By November 10, 2016 at 8:54 am
A U.S. soldier stands guard in front of U.S. F16 fighter jet at Osan Air Base on January 10, 2016 in Pyeongtaek, South Korea. South Korea and the United States have deployed the B-52 Stratofortress, a long-range strategic bomber over the Korean Peninsul (Photo : Chung Sung-Jun | Getty Images Korea)

While South Korean officials held meetings on the potential policy changes, many South Korean citizens were devastated by Trump's victory. Their biggest concerns include the deployment of the U.S. missile defense system known as THAAD on South Korea, Trump's statement about forcing South Korea to pay more for keeping U.S. toops on South Korean soil, and the economy.

Among all the nations surveyed by South China Morning Post, South Korea expressed the lowest rate of support for Trump, at just 3%. This is largely due to Trump threatening to abandon free trade agreements with South Korea.

"I woke up this morning thinking there's no way that Trump's gonna win this," said Park Lyanne at an election-watch party organized by the U.S. Embassy at a hotel in Seoul. "You Americans are scaring me right now. I'm like, America, what are you thinking?"

Park said she was concerned about Trump's views on women and minorities, as well as the uncertainty surrounding his foreign policy.

Shin Ming-yu, a university student, worries that it's "the beginning of isolationism" in America, noting that South Korea has to start adapting to the new realities.

"In order to survive...Korea needs to realize how America's strategy is changing and make a more sophisticated decision of its own in negotiations with the U.S. military, trade and so on," Shin said.

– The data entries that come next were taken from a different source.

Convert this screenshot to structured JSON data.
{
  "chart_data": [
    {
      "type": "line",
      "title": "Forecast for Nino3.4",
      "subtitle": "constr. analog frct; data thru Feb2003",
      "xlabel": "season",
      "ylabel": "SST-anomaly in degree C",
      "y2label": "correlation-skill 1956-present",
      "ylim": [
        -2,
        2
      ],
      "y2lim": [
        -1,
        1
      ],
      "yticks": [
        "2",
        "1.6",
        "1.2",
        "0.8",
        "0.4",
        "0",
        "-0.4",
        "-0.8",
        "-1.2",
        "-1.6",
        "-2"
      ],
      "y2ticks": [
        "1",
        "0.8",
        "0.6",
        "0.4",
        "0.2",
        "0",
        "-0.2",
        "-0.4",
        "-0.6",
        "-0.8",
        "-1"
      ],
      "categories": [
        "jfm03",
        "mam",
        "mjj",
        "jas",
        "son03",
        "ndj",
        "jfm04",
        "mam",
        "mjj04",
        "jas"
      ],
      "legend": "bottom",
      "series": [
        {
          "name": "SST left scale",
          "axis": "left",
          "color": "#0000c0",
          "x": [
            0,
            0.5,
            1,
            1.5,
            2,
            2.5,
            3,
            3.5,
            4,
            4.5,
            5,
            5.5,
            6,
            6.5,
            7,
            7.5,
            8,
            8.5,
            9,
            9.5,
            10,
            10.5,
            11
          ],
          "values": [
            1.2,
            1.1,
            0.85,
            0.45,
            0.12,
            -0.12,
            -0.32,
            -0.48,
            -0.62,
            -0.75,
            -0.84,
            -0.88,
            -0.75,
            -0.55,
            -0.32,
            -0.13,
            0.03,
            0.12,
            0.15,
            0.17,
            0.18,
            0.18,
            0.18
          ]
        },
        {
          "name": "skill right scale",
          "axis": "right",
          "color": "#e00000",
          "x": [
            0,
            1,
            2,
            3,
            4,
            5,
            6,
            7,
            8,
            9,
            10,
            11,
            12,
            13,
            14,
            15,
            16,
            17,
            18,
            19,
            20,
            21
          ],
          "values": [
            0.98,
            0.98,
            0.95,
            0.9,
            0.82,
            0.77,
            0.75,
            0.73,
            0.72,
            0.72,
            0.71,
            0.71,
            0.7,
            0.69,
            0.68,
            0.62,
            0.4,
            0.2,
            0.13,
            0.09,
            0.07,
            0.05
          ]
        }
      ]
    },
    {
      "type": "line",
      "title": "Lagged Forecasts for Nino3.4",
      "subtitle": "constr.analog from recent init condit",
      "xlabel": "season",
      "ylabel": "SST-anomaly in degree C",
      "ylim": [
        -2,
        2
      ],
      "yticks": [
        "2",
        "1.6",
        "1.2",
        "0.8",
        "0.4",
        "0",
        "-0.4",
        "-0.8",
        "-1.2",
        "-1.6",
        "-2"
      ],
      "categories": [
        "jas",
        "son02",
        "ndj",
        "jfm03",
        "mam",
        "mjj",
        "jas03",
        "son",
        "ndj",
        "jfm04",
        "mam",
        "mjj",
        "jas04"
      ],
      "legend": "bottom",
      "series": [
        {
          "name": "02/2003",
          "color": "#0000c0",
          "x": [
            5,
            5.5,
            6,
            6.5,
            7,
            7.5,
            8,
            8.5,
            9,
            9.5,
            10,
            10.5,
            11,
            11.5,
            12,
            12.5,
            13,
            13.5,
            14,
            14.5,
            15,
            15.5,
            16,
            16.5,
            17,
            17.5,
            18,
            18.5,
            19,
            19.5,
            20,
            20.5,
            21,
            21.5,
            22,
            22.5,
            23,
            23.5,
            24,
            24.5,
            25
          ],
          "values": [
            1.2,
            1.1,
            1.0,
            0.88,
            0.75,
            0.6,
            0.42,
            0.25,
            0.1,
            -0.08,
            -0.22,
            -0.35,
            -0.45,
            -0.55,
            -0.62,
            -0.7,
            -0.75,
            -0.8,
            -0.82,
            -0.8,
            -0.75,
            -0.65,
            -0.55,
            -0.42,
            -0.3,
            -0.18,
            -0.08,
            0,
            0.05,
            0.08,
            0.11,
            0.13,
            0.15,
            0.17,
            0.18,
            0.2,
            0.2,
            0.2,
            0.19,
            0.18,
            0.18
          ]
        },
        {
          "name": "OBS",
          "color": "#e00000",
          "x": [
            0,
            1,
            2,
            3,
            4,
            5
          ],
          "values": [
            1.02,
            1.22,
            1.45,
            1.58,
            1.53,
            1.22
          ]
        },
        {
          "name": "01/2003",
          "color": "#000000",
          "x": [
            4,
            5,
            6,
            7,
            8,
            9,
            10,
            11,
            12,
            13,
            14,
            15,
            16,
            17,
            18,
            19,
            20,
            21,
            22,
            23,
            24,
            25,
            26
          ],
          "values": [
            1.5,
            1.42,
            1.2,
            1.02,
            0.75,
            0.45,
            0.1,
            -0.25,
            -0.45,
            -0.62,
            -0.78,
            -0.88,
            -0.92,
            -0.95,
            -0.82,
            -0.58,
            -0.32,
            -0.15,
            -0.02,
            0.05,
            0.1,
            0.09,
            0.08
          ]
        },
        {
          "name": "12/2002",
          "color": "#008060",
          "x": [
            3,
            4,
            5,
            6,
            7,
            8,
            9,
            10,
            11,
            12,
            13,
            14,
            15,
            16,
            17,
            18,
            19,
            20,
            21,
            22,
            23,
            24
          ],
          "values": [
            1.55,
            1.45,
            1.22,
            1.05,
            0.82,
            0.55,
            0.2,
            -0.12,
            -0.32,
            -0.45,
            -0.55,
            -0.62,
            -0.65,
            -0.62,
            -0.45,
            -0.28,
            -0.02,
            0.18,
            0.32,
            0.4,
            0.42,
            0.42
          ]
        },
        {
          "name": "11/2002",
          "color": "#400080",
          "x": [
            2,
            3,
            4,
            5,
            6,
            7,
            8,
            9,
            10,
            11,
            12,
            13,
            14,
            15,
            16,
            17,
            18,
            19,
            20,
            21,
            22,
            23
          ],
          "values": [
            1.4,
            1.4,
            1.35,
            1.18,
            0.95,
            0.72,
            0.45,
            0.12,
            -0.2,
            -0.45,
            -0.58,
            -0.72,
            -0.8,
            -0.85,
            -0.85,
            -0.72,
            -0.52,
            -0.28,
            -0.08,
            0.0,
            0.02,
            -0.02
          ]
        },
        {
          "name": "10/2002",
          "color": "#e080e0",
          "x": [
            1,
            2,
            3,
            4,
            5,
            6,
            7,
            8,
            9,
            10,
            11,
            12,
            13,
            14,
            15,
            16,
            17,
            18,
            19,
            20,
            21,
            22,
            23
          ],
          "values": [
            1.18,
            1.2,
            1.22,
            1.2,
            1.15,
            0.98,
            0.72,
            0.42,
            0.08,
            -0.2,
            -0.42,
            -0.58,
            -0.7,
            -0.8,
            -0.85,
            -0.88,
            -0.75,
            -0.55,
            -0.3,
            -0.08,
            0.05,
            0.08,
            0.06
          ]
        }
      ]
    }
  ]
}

78-year-old retiree Choi Hyungman is worried about his stock portfolio as South Korea saw its shares drop on the news.

He blamed his nation's own presidential scandal for swaying American voters against Clinton. President Park allegedly allowed a longtime friend to hold influence over government policies and other decisions even without a government position.

"Park Geun-hye is becoming a laughing stock around the world," said Choi. "I think Americans didn't vote for Hillary because they were afraid she is also likely to be a global object of ridicule."